The coal miner has been negotiating a number of debt clearance instruments and creditor payment plans aimed at cleaning its balance sheet. Hwange Colliery’s debt is estimated to be around $300 million.
Mines and Mining Development Minister Walter Chidhakwa on Monday said Government has been scouting for potential strategies aimed at reviving the country’s largest coal miner.
Strategies being mooted by Government include selling part of the company’s houses to employees to offset salary arrears currently sitting at $59 million while $69 million worth of debt will be converted to equity.
“Out of the 5 000 houses at Hwange Colliery we sold off 1 000 houses to sitting tenants. The sold houses are expected to deal with the $59 million owed to the employees as salary arrears and we hope that a significant amount of this debt will be taken away.
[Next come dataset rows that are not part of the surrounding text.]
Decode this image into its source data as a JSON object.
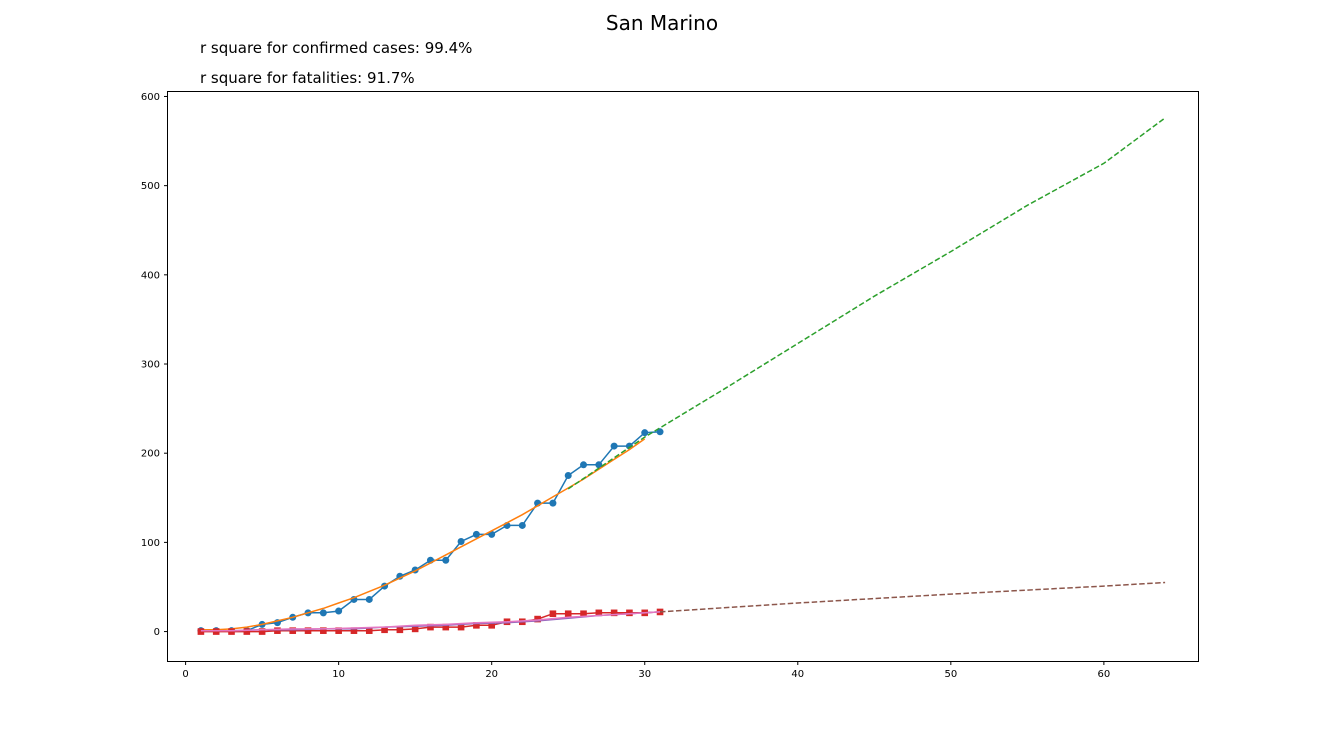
{
  "chart_data": {
    "type": "line",
    "title": "San Marino",
    "annotations": [
      "r square for confirmed cases: 99.4%",
      "r square for fatalities: 91.7%"
    ],
    "xlim": [
      -1.15,
      66.15
    ],
    "ylim": [
      -33,
      605
    ],
    "xticks": [
      0,
      10,
      20,
      30,
      40,
      50,
      60
    ],
    "yticks": [
      0,
      100,
      200,
      300,
      400,
      500,
      600
    ],
    "grid": false,
    "colors": {
      "confirmed": "#1f77b4",
      "confirmed_fit": "#ff7f0e",
      "confirmed_projection": "#2ca02c",
      "fatalities": "#d62728",
      "fatalities_fit": "#9467bd",
      "fatalities_fit_overlay": "#e377c2",
      "fatalities_projection": "#8c564b"
    },
    "series": [
      {
        "key": "confirmed",
        "style": "solid",
        "marker": "circle",
        "x": [
          1,
          2,
          3,
          4,
          5,
          6,
          7,
          8,
          9,
          10,
          11,
          12,
          13,
          14,
          15,
          16,
          17,
          18,
          19,
          20,
          21,
          22,
          23,
          24,
          25,
          26,
          27,
          28,
          29,
          30,
          31
        ],
        "y": [
          1,
          1,
          1,
          1,
          8,
          10,
          16,
          21,
          21,
          23,
          36,
          36,
          51,
          62,
          69,
          80,
          80,
          101,
          109,
          109,
          119,
          119,
          144,
          144,
          175,
          187,
          187,
          208,
          208,
          223,
          224
        ]
      },
      {
        "key": "confirmed_fit",
        "style": "solid",
        "marker": "none",
        "x": [
          1,
          2,
          3,
          4,
          5,
          6,
          7,
          8,
          9,
          10,
          11,
          12,
          13,
          14,
          15,
          16,
          17,
          18,
          19,
          20,
          21,
          22,
          23,
          24,
          25,
          26,
          27,
          28,
          29,
          30
        ],
        "y": [
          2,
          2,
          3,
          5,
          8,
          12,
          16,
          21,
          26,
          32,
          38,
          45,
          52,
          60,
          68,
          77,
          86,
          95,
          104,
          113,
          122,
          131,
          141,
          151,
          161,
          171,
          182,
          193,
          204,
          216
        ]
      },
      {
        "key": "confirmed_projection",
        "style": "dashed",
        "marker": "none",
        "x": [
          25,
          30,
          35,
          40,
          45,
          50,
          55,
          60,
          64
        ],
        "y": [
          160,
          218,
          270,
          323,
          376,
          426,
          478,
          525,
          576
        ]
      },
      {
        "key": "fatalities",
        "style": "solid",
        "marker": "square",
        "x": [
          1,
          2,
          3,
          4,
          5,
          6,
          7,
          8,
          9,
          10,
          11,
          12,
          13,
          14,
          15,
          16,
          17,
          18,
          19,
          20,
          21,
          22,
          23,
          24,
          25,
          26,
          27,
          28,
          29,
          30,
          31
        ],
        "y": [
          0,
          0,
          0,
          0,
          0,
          1,
          1,
          1,
          1,
          1,
          1,
          1,
          2,
          2,
          3,
          5,
          5,
          5,
          7,
          7,
          11,
          11,
          14,
          20,
          20,
          20,
          21,
          21,
          21,
          21,
          22
        ]
      },
      {
        "key": "fatalities_fit",
        "style": "solid",
        "marker": "none",
        "x": [
          1,
          3,
          5,
          7,
          9,
          11,
          13,
          15,
          17,
          19,
          21,
          23,
          25,
          27,
          29,
          31
        ],
        "y": [
          1,
          1,
          2,
          2,
          3,
          3,
          5,
          6,
          7,
          9,
          10,
          12,
          15,
          18,
          20,
          22
        ]
      },
      {
        "key": "fatalities_fit_overlay",
        "style": "solid",
        "marker": "none",
        "x": [
          1,
          3,
          5,
          7,
          9,
          11,
          13,
          15,
          17,
          19,
          21,
          23,
          25,
          27,
          29,
          31
        ],
        "y": [
          1,
          1,
          2,
          3,
          3,
          4,
          5,
          7,
          8,
          10,
          11,
          13,
          16,
          18,
          20,
          22
        ]
      },
      {
        "key": "fatalities_projection",
        "style": "dashed",
        "marker": "none",
        "x": [
          31,
          40,
          50,
          60,
          64
        ],
        "y": [
          22,
          32,
          42,
          51,
          55
        ]
      }
    ]
  }
}
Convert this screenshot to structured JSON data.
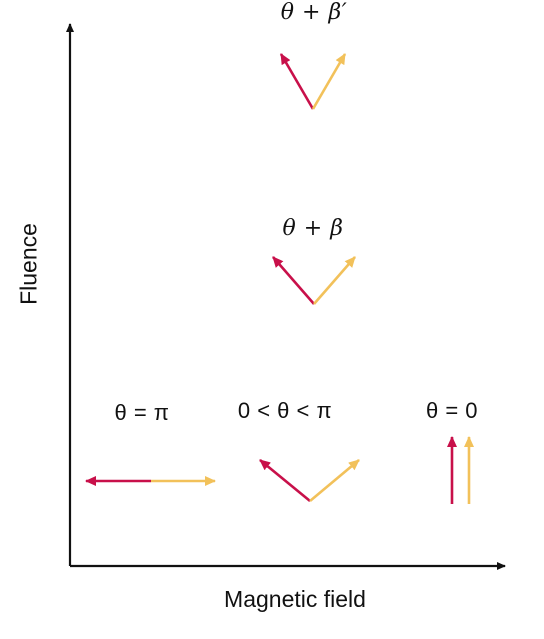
{
  "axes": {
    "x_label": "Magnetic field",
    "y_label": "Fluence"
  },
  "states": [
    {
      "id": "theta-plus-beta-prime",
      "label": "θ + β′"
    },
    {
      "id": "theta-plus-beta",
      "label": "θ + β"
    },
    {
      "id": "theta-equals-pi",
      "label": "θ = π"
    },
    {
      "id": "theta-between",
      "label": "0 < θ < π"
    },
    {
      "id": "theta-equals-zero",
      "label": "θ = 0"
    }
  ],
  "colors": {
    "vector_a": "#c8104a",
    "vector_b": "#f2c15a",
    "axis": "#111111"
  }
}
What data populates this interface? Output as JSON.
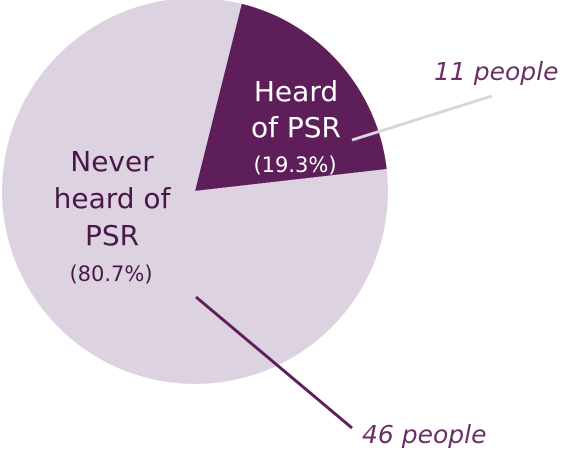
{
  "chart_data": {
    "type": "pie",
    "title": "",
    "slices": [
      {
        "label_lines": [
          "Heard",
          "of PSR"
        ],
        "percent_text": "(19.3%)",
        "value": 11,
        "percent": 19.3,
        "callout": "11 people",
        "color": "#5e1e5a"
      },
      {
        "label_lines": [
          "Never",
          "heard of",
          "PSR"
        ],
        "percent_text": "(80.7%)",
        "value": 46,
        "percent": 80.7,
        "callout": "46 people",
        "color": "#ddd3e0"
      }
    ],
    "colors": {
      "callout_text": "#6b2f68",
      "leader_light": "#ddd3e0",
      "leader_dark": "#5e1e5a"
    }
  }
}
“Government has also taken $69,1 million which is to be converted into equity or a longer financing facility which will then cleanse the balance sheet of Hwange,” said Minister Chidhakwa.
Government is looking at shedding off some of Hwange Colliery’s non-core operations, including rationalisation of its workforce from the current 3 200 to levels that are commensurate with production.
The Colliery Company is also on the verge of striking coking coal supply agreements with South African firms.
Minister Chidhakwa said the original plan for Hwange Colliery was to produce coking coal and not thermal coal, a situation which has seen the company fail to perform within expectations.
“We are in the process of sorting out a scheme of arrangement with other creditors and I know by the 10th of October we would have cleaned the balance sheet of Hwange and that will enable us to move forward with our signed agreements,” he said.
The minister said Government is in the process of trying to switch back to the original model of producing coking coal and a market is being made ready in South Africa.
Minister Chidhakwa added that the motive behind those strategies was to make sure the company bounces back to profitability for the benefit of the economy in general.
“Coal production has gone down significantly at Hwange Colliery and as Government we have been looking at why Hwange Colliery came down from making a profit of $14 million a year and now making huge losses.
“We have contracted people who told us that the original model for Hwange was based on producing coking coal and not thermal coal.
“This meant that to produce coking coal you need a market because the prices of coking coal are much higher and returns are much bigger than those of thermal coal,” said Minister Chidhakwa.